またゆっくり話を聞くと約束して視察に出かけたルイスが二週間後に戻ってくると、ユリアナは忽然と姿を消していた。
「あまりにも信じられなくてなにかの間違いだろうと思った。だが、ユリアナが戻ってくるつもりがないと知って、絶望した」
ルイスの声が再び掠れる。
「彼女は手紙を残してくれていた……自分が戻るつもりがないこと、それから出世を考えた結婚をしてくれと……ユリアナでなければ、私は誰も愛せないというのに……」
半狂乱になってユリアナを探し回り、そしてやがて抜け殻になったルイスを、周囲は心配した。王子の従者である彼には、縁談の申込みもひっきりなしだった。

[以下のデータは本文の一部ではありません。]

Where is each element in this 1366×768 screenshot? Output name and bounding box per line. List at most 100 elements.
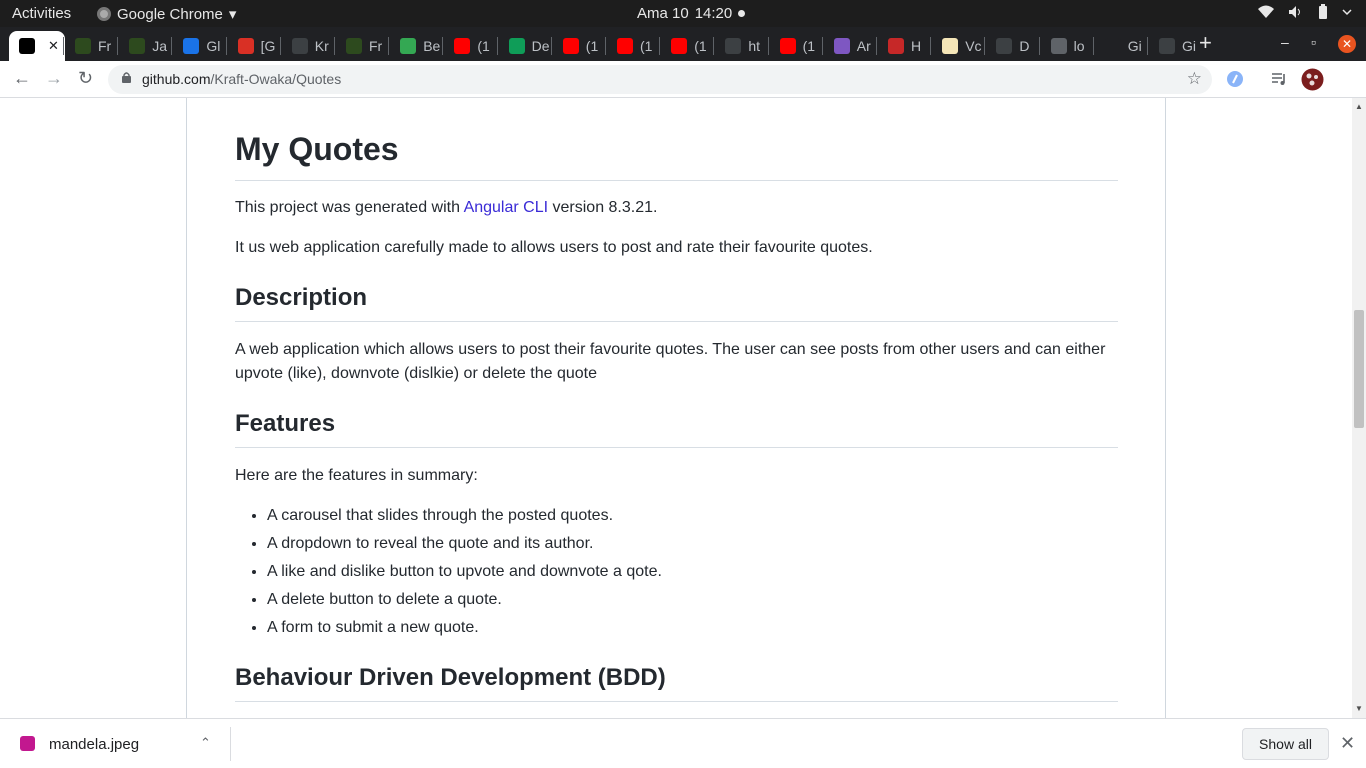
chrome-icon: [97, 7, 111, 21]
page-scrollbar[interactable]: ▲ ▼: [1352, 98, 1366, 718]
tab-6[interactable]: Fr: [336, 31, 388, 61]
intro-paragraph: This project was generated with Angular …: [235, 196, 1118, 220]
system-top-bar: Activities Google Chrome ▾ Ama 10 14:20: [0, 0, 1366, 27]
tab-separator: [1038, 37, 1040, 55]
tab-3[interactable]: Gl: [173, 31, 225, 61]
lock-icon: [122, 72, 131, 83]
tab-separator: [388, 37, 390, 55]
tab-18[interactable]: D: [986, 31, 1038, 61]
volume-icon: [1289, 6, 1300, 18]
tab-separator: [171, 37, 173, 55]
download-options-chevron-icon[interactable]: ⌃: [200, 735, 211, 751]
angular-cli-link[interactable]: Angular CLI: [464, 199, 549, 216]
tab-separator: [930, 37, 932, 55]
features-intro: Here are the features in summary:: [235, 467, 478, 484]
tab-1[interactable]: Fr: [65, 31, 117, 61]
tab-4[interactable]: [G: [228, 31, 280, 61]
download-file-name[interactable]: mandela.jpeg: [49, 736, 139, 753]
tab-12[interactable]: (1: [661, 31, 713, 61]
tab-label: Gi: [1127, 38, 1142, 54]
readme-panel: My Quotes This project was generated wit…: [186, 98, 1166, 718]
tab-separator: [117, 37, 119, 55]
reload-button[interactable]: ↻: [78, 68, 93, 89]
youtube-icon: [454, 38, 471, 54]
tab-14[interactable]: (1: [770, 31, 822, 61]
tab-20[interactable]: Gi: [1095, 31, 1147, 61]
list-item: A delete button to delete a quote.: [267, 588, 1117, 616]
tab-label: Ja: [152, 38, 167, 54]
scrollbar-thumb[interactable]: [1354, 310, 1364, 428]
github-icon: [996, 38, 1013, 54]
divider: [230, 727, 231, 761]
maximize-button[interactable]: ▫: [1311, 34, 1316, 50]
tab-separator: [713, 37, 715, 55]
app-name: Google Chrome: [117, 5, 223, 23]
heroku-icon: [888, 38, 904, 54]
stack-icon: [508, 38, 525, 54]
tab-2[interactable]: Ja: [119, 31, 171, 61]
tab-7[interactable]: Be: [390, 31, 442, 61]
back-button[interactable]: ←: [13, 68, 31, 89]
palm-icon: [75, 38, 91, 54]
app-menu[interactable]: Google Chrome ▾: [97, 5, 236, 23]
intro-suffix: version 8.3.21.: [548, 199, 658, 216]
media-control-icon[interactable]: [1270, 70, 1288, 88]
tab-close-button[interactable]: ✕: [48, 38, 59, 54]
tab-0[interactable]: ✕: [9, 31, 65, 61]
tab-11[interactable]: (1: [607, 31, 659, 61]
clock[interactable]: Ama 10 14:20: [637, 5, 746, 22]
scroll-down-arrow-icon[interactable]: ▼: [1355, 704, 1363, 713]
tab-label: Kr: [314, 38, 329, 54]
github-icon: [291, 38, 308, 54]
youtube-icon: [779, 38, 796, 54]
tab-label: Be: [423, 38, 441, 54]
tab-13[interactable]: ht: [715, 31, 767, 61]
window-close-button[interactable]: ✕: [1338, 35, 1356, 53]
tab-label: (1: [640, 38, 653, 54]
tab-separator: [767, 37, 769, 55]
bdd-heading: Behaviour Driven Development (BDD): [235, 664, 1118, 702]
profile-avatar[interactable]: [1301, 68, 1324, 91]
tab-8[interactable]: (1: [444, 31, 496, 61]
minimize-button[interactable]: –: [1281, 34, 1289, 50]
tab-10[interactable]: (1: [553, 31, 605, 61]
tab-5[interactable]: Kr: [282, 31, 334, 61]
close-shelf-button[interactable]: ✕: [1340, 733, 1355, 754]
image-file-icon: [20, 736, 35, 751]
tab-label: H: [911, 38, 922, 54]
leaf-icon: [400, 38, 417, 54]
grammar-icon: [942, 38, 959, 54]
gdoc-icon: [183, 38, 200, 54]
tab-separator: [279, 37, 281, 55]
tab-strip: ✕ Fr Ja Gl [G Kr Fr Be (1 De (1 (1 (1 ht (1 Ar H Vc Dlo Gi G…: [0, 27, 1366, 61]
description-heading: Description: [235, 284, 1118, 322]
clock-date: Ama 10: [637, 5, 689, 22]
tab-15[interactable]: Ar: [824, 31, 876, 61]
bookmark-star-icon[interactable]: ☆: [1187, 69, 1202, 89]
github-icon: [19, 38, 35, 54]
angular-icon: [1104, 38, 1121, 54]
tab-19[interactable]: lo: [1041, 31, 1093, 61]
system-tray[interactable]: [1258, 4, 1352, 20]
tab-16[interactable]: H: [878, 31, 930, 61]
new-tab-button[interactable]: +: [1199, 30, 1212, 56]
forward-button[interactable]: →: [45, 68, 63, 89]
globe-icon: [1050, 38, 1067, 54]
clock-time: 14:20: [694, 5, 733, 22]
tab-label: (1: [585, 38, 599, 54]
address-bar[interactable]: github.com/Kraft-Owaka/Quotes ☆: [108, 65, 1212, 94]
tab-17[interactable]: Vc: [932, 31, 984, 61]
scroll-up-arrow-icon[interactable]: ▲: [1355, 102, 1363, 111]
activities-button[interactable]: Activities: [12, 5, 71, 22]
show-all-button[interactable]: Show all: [1242, 728, 1329, 760]
tab-separator: [876, 37, 877, 55]
tab-21[interactable]: Gi: [1149, 31, 1201, 61]
tab-9[interactable]: De: [499, 31, 551, 61]
tab-separator: [334, 37, 335, 55]
tab-label: Vc: [965, 38, 982, 54]
extension-icon[interactable]: [1226, 70, 1244, 88]
features-heading: Features: [235, 410, 1118, 448]
page-title: My Quotes: [235, 131, 1118, 181]
app-menu-arrow-icon: ▾: [228, 6, 237, 23]
power-menu-icon: [1342, 9, 1352, 16]
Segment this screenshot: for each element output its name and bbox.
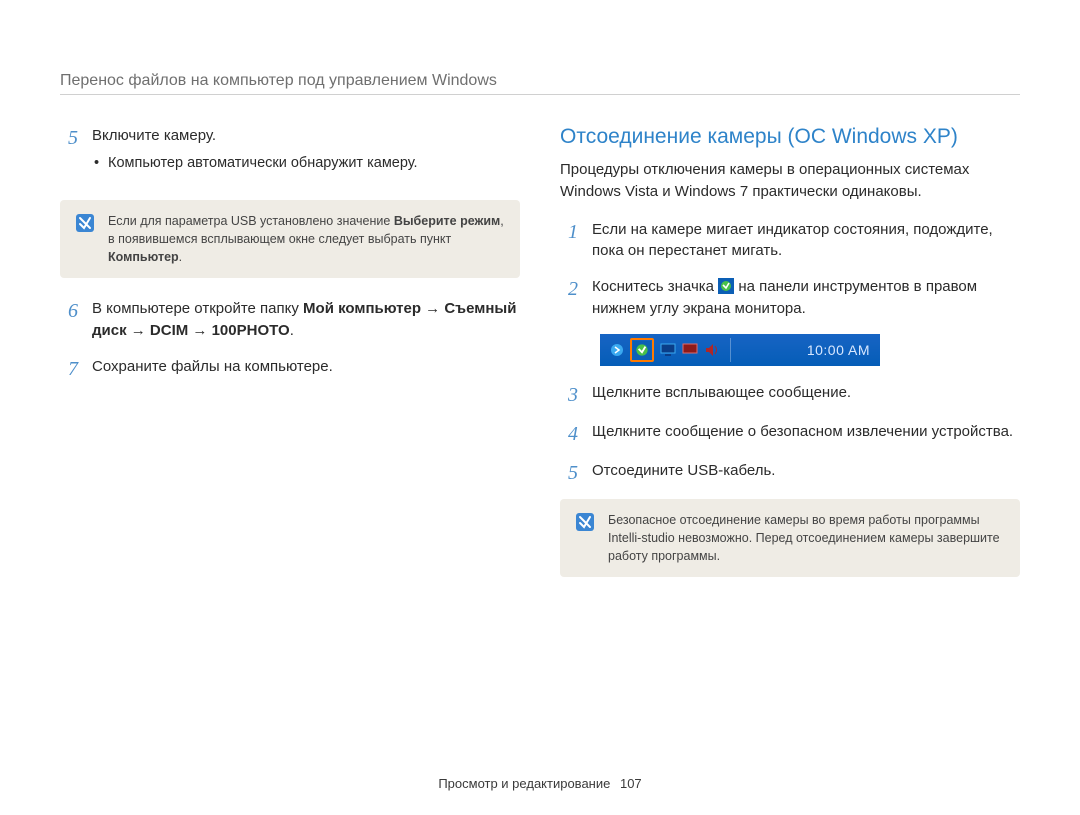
step-1: 1 Если на камере мигает индикатор состоя… xyxy=(560,219,1020,263)
taskbar-clock: 10:00 AM xyxy=(807,342,870,358)
step-6: 6 В компьютере откройте папку Мой компью… xyxy=(60,298,520,342)
note-icon xyxy=(76,214,94,232)
step-body: Включите камеру. Компьютер автоматически… xyxy=(92,125,520,186)
step-7: 7 Сохраните файлы на компьютере. xyxy=(60,356,520,381)
step-body: Щелкните сообщение о безопасном извлечен… xyxy=(592,421,1020,446)
display-icon xyxy=(682,342,698,358)
arrow-icon xyxy=(610,343,624,357)
safely-remove-icon xyxy=(633,341,651,359)
step-4: 4 Щелкните сообщение о безопасном извлеч… xyxy=(560,421,1020,446)
safely-remove-icon xyxy=(718,278,734,294)
note-part: Если для параметра USB установлено значе… xyxy=(108,214,394,228)
right-column: Отсоединение камеры (ОС Windows XP) Проц… xyxy=(560,125,1020,597)
step-body: В компьютере откройте папку Мой компьюте… xyxy=(92,298,520,342)
step-2: 2 Коснитесь значка на панели инструменто… xyxy=(560,276,1020,320)
step-body: Коснитесь значка на панели инструментов … xyxy=(592,276,1020,320)
step-3: 3 Щелкните всплывающее сообщение. xyxy=(560,382,1020,407)
page: Перенос файлов на компьютер под управлен… xyxy=(0,0,1080,815)
step-number: 6 xyxy=(60,298,78,342)
step-body: Сохраните файлы на компьютере. xyxy=(92,356,520,381)
volume-icon xyxy=(704,342,720,358)
step-number: 5 xyxy=(560,460,578,485)
step-body: Отсоедините USB-кабель. xyxy=(592,460,1020,485)
bullet-item: Компьютер автоматически обнаружит камеру… xyxy=(92,153,520,174)
page-number: 107 xyxy=(620,776,642,791)
note-bold: Компьютер xyxy=(108,250,179,264)
taskbar-left xyxy=(610,338,735,362)
step-number: 2 xyxy=(560,276,578,320)
step-number: 3 xyxy=(560,382,578,407)
taskbar: 10:00 AM xyxy=(600,334,880,366)
columns: 5 Включите камеру. Компьютер автоматичес… xyxy=(60,125,1020,597)
step-number: 7 xyxy=(60,356,78,381)
note-bold: Выберите режим xyxy=(394,214,500,228)
note-box: Если для параметра USB установлено значе… xyxy=(60,200,520,278)
step-number: 4 xyxy=(560,421,578,446)
monitor-icon xyxy=(660,342,676,358)
step-part: В компьютере откройте папку xyxy=(92,300,303,317)
section-title: Отсоединение камеры (ОС Windows XP) xyxy=(560,125,1020,149)
step-number: 5 xyxy=(60,125,78,186)
step-part: . xyxy=(290,322,294,339)
left-column: 5 Включите камеру. Компьютер автоматичес… xyxy=(60,125,520,597)
step-body: Если на камере мигает индикатор состояни… xyxy=(592,219,1020,263)
note-text: Если для параметра USB установлено значе… xyxy=(108,212,504,266)
step-body: Щелкните всплывающее сообщение. xyxy=(592,382,1020,407)
note-icon xyxy=(576,513,594,531)
taskbar-separator xyxy=(730,338,731,362)
page-title: Перенос файлов на компьютер под управлен… xyxy=(60,72,1020,95)
highlighted-tray-icon[interactable] xyxy=(630,338,654,362)
footer-label: Просмотр и редактирование xyxy=(438,776,610,791)
step-part: Коснитесь значка xyxy=(592,278,718,295)
section-intro: Процедуры отключения камеры в операционн… xyxy=(560,159,1020,203)
step-5r: 5 Отсоедините USB-кабель. xyxy=(560,460,1020,485)
note-box: Безопасное отсоединение камеры во время … xyxy=(560,499,1020,577)
note-part: . xyxy=(179,250,182,264)
note-text: Безопасное отсоединение камеры во время … xyxy=(608,511,1004,565)
step-5: 5 Включите камеру. Компьютер автоматичес… xyxy=(60,125,520,186)
step-title: Включите камеру. xyxy=(92,127,216,144)
footer: Просмотр и редактирование 107 xyxy=(60,776,1020,791)
step-number: 1 xyxy=(560,219,578,263)
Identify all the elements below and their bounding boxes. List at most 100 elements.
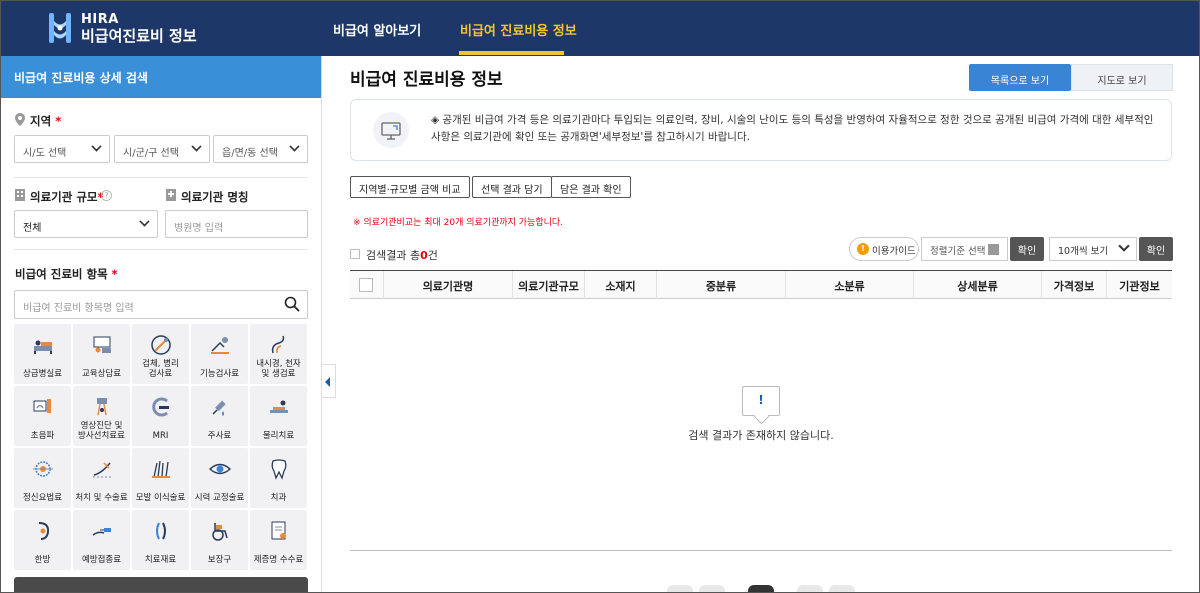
treatment-material-icon — [156, 522, 166, 540]
items-label: 비급여 진료비 항목 * — [15, 266, 118, 282]
oriental-medicine-icon — [38, 522, 50, 540]
result-suffix: 건 — [427, 249, 438, 262]
region-label: 지역 * — [30, 113, 61, 129]
item-search-input[interactable]: 비급여 진료비 항목명 입력 — [14, 290, 308, 319]
view-saved-button[interactable]: 담은 결과 확인 — [551, 176, 631, 198]
search-submit-button[interactable] — [14, 577, 308, 592]
physical-therapy-icon — [270, 400, 288, 413]
tile-label: 검체, 병리 검사료 — [142, 359, 179, 379]
map-view-button[interactable]: 지도로 보기 — [1071, 64, 1173, 91]
tile-assistive-device[interactable]: 보장구 — [191, 510, 248, 570]
town-select[interactable]: 읍/면/동 선택 — [213, 135, 308, 163]
site-logo[interactable]: HIRA 비급여진료비 정보 — [47, 9, 197, 47]
sort-select[interactable]: 정렬기준 선택 — [921, 237, 1008, 261]
col-hospital-scale: 의료기관규모 — [512, 271, 584, 299]
tile-oriental[interactable]: 한방 — [14, 510, 71, 570]
chevron-down-icon — [1118, 240, 1130, 252]
tile-ultrasound[interactable]: 초음파 — [14, 386, 71, 446]
save-selection-button[interactable]: 선택 결과 담기 — [472, 176, 552, 198]
per-page-select[interactable]: 10개씩 보기 — [1049, 237, 1137, 261]
hospital-bed-icon — [34, 340, 52, 354]
specimen-test-icon — [151, 335, 171, 355]
nav-non-covered-guide[interactable]: 비급여 알아보기 — [333, 20, 421, 39]
tile-certificate-fee[interactable]: 제증명 수수료 — [250, 510, 307, 570]
sort-select-label: 정렬기준 선택 — [930, 246, 986, 257]
list-view-button[interactable]: 목록으로 보기 — [969, 64, 1071, 91]
tile-surgery[interactable]: 처치 및 수술료 — [73, 448, 130, 508]
notice-text: ◈ 공개된 비급여 가격 등은 의료기관마다 투입되는 의료인력, 장비, 시술… — [431, 114, 1154, 143]
usage-guide-button[interactable]: ! 이용가이드 — [849, 237, 919, 261]
col-hospital-name: 의료기관명 — [383, 271, 512, 299]
help-icon[interactable]: ? — [101, 190, 112, 201]
ultrasound-icon — [33, 399, 51, 413]
tile-label: 기능검사료 — [199, 369, 240, 379]
pagination-current-page[interactable] — [748, 585, 774, 592]
tile-vaccination[interactable]: 예방접종료 — [73, 510, 130, 570]
function-test-icon — [211, 337, 229, 354]
alert-bubble-icon: ! — [742, 386, 780, 416]
psychotherapy-icon — [33, 461, 53, 477]
notice-monitor-icon — [373, 112, 409, 148]
pagination-last[interactable] — [829, 585, 855, 592]
tile-mri[interactable]: MRI — [132, 386, 189, 446]
tile-specimen[interactable]: 검체, 병리 검사료 — [132, 324, 189, 384]
empty-results: ! 검색 결과가 존재하지 않습니다. — [350, 386, 1172, 443]
hair-transplant-icon — [152, 460, 170, 478]
tile-label: 주사료 — [207, 431, 232, 441]
item-search-placeholder: 비급여 진료비 항목명 입력 — [23, 303, 134, 314]
vaccination-icon — [92, 528, 111, 536]
page-title: 비급여 진료비용 정보 — [350, 70, 503, 90]
tile-vision-correction[interactable]: 시력 교정술료 — [191, 448, 248, 508]
chevron-down-icon — [139, 216, 150, 227]
tile-radiology[interactable]: 영상진단 및 방사선치료료 — [73, 386, 130, 446]
tile-injection[interactable]: 주사료 — [191, 386, 248, 446]
search-sidebar: 비급여 진료비용 상세 검색 지역 * 시/도 선택 시/군/구 선택 읍/면/… — [1, 56, 322, 592]
divider — [14, 177, 308, 178]
scale-select[interactable]: 전체 — [14, 210, 158, 238]
compare-by-region-button[interactable]: 지역별·규모별 금액 비교 — [350, 176, 470, 198]
select-all-checkbox[interactable] — [359, 278, 373, 292]
required-mark: * — [55, 114, 62, 128]
building-icon — [15, 189, 25, 201]
tile-hair-transplant[interactable]: 모발 이식술료 — [132, 448, 189, 508]
tile-label: 초음파 — [30, 431, 55, 441]
per-page-confirm-button[interactable]: 확인 — [1139, 237, 1173, 261]
col-sub-category: 소분류 — [785, 271, 913, 299]
col-price-info: 가격정보 — [1041, 271, 1106, 299]
app-window: HIRA 비급여진료비 정보 비급여 알아보기 비급여 진료비용 정보 비급여 … — [0, 0, 1200, 593]
region-label-text: 지역 — [30, 114, 52, 128]
tile-label: 영상진단 및 방사선치료료 — [78, 421, 125, 441]
compare-limit-warning: ※ 의료기관비교는 최대 20개 의료기관까지 가능합니다. — [353, 218, 564, 228]
logo-line2: 비급여진료비 정보 — [81, 27, 197, 45]
tile-label: 치과 — [270, 493, 287, 503]
sidebar-collapse-toggle[interactable] — [322, 364, 336, 398]
city-select[interactable]: 시/군/구 선택 — [114, 135, 210, 163]
province-select-value: 시/도 선택 — [23, 148, 67, 159]
tile-endoscope[interactable]: 내시경, 천자 및 생검료 — [250, 324, 307, 384]
search-icon[interactable] — [284, 296, 300, 312]
sort-confirm-button[interactable]: 확인 — [1010, 237, 1044, 261]
tile-psychotherapy[interactable]: 정신요법료 — [14, 448, 71, 508]
pagination-next[interactable] — [797, 585, 823, 592]
col-mid-category: 중분류 — [656, 271, 785, 299]
tile-function-test[interactable]: 기능검사료 — [191, 324, 248, 384]
usage-guide-label: 이용가이드 — [872, 246, 916, 257]
logo-line1: HIRA — [81, 12, 119, 27]
hospital-name-input[interactable]: 병원명 입력 — [165, 210, 308, 238]
tile-label: 치료재료 — [144, 555, 177, 565]
tile-treatment-material[interactable]: 치료재료 — [132, 510, 189, 570]
tile-dental[interactable]: 치과 — [250, 448, 307, 508]
tile-consultation[interactable]: 교육상담료 — [73, 324, 130, 384]
pagination-first[interactable] — [667, 585, 693, 592]
info-icon: ! — [857, 243, 869, 255]
result-count-number: 0 — [420, 249, 428, 262]
syringe-icon — [212, 400, 226, 416]
tile-label: 제증명 수수료 — [253, 555, 304, 565]
tile-room-fee[interactable]: 상급병실료 — [14, 324, 71, 384]
province-select[interactable]: 시/도 선택 — [14, 135, 110, 163]
tile-label: MRI — [152, 431, 169, 441]
tile-physical-therapy[interactable]: 물리치료 — [250, 386, 307, 446]
consultation-icon — [93, 336, 111, 353]
pagination-prev[interactable] — [699, 585, 725, 592]
nav-non-covered-cost-info[interactable]: 비급여 진료비용 정보 — [460, 20, 577, 39]
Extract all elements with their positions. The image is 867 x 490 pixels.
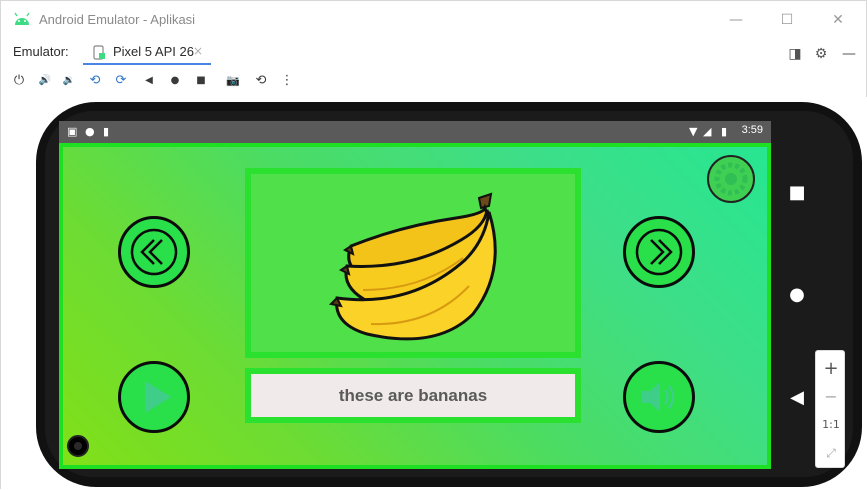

「縁談の申し込みが煩わしくて、王子の従者を辞めようかと考え始めた時、殿下が訳ありの令嬢を連れてきた。彼女は使用人と恋仲で、白い結婚をしてくれる相手を探していた。三年経ったら離縁してくれ、と持ちかけられたんだ。そうすれば、殿下の従者を続けられるから、と」
そこまでしてリシャールは、ルイスに従者でいてほしかったのだという。
ルイスもさすがにリシャール直々の願いをはねのけることはできなかった。それに、令嬢とは形ばかりの結婚で、周囲を黙らすことが出来る。離婚後は、誰のことも娶らなくても今ほどはうるさくないだろう。最終的に捨て鉢のような気持ちで、契約結婚を了承した。
「だが――苦しかった。いくら契約結婚とはいえ、仮初の妻と式を挙げる必要があって……相手はユリアナであったはずなのに、と……」
地獄の苦しみだったとルイスは呟いた。
仮初の妻との関係は、悪くはなかった。それにルイスが許可したので恋仲である使用人を連れて輿入れをしたこともあって、彼女はいつでも幸せそうだった。それが腹の底から羨ましかった。
三年後に約束通り離縁した後、ルイスは燃え尽きてしまっていた。生きる気力さえなくなりそうだったルイスをこの世に留めたのは、いつかもしかしたらユリアナに再会できるかもしれない、という思いだけ。
だが従者はもう続けられないと、職を辞して、この家に引っ込んだという。
「これが、私の出来る話の全てだ」
ルイスががっくりと肩を落とす。
フィオナは、アッシュの言葉を思い返していた。
『母の記憶を視て、父が母と俺を愛していたということが分かった今は、もう気にしなくていい気がするんだ』
知りたい、とフィオナは思った。
本当だったら言葉だけで信じられたらいいけれど、でもそれはさすがに難しい。
だから。
フィオナは生まれて初めて、自分に『ちから』があることを感謝した。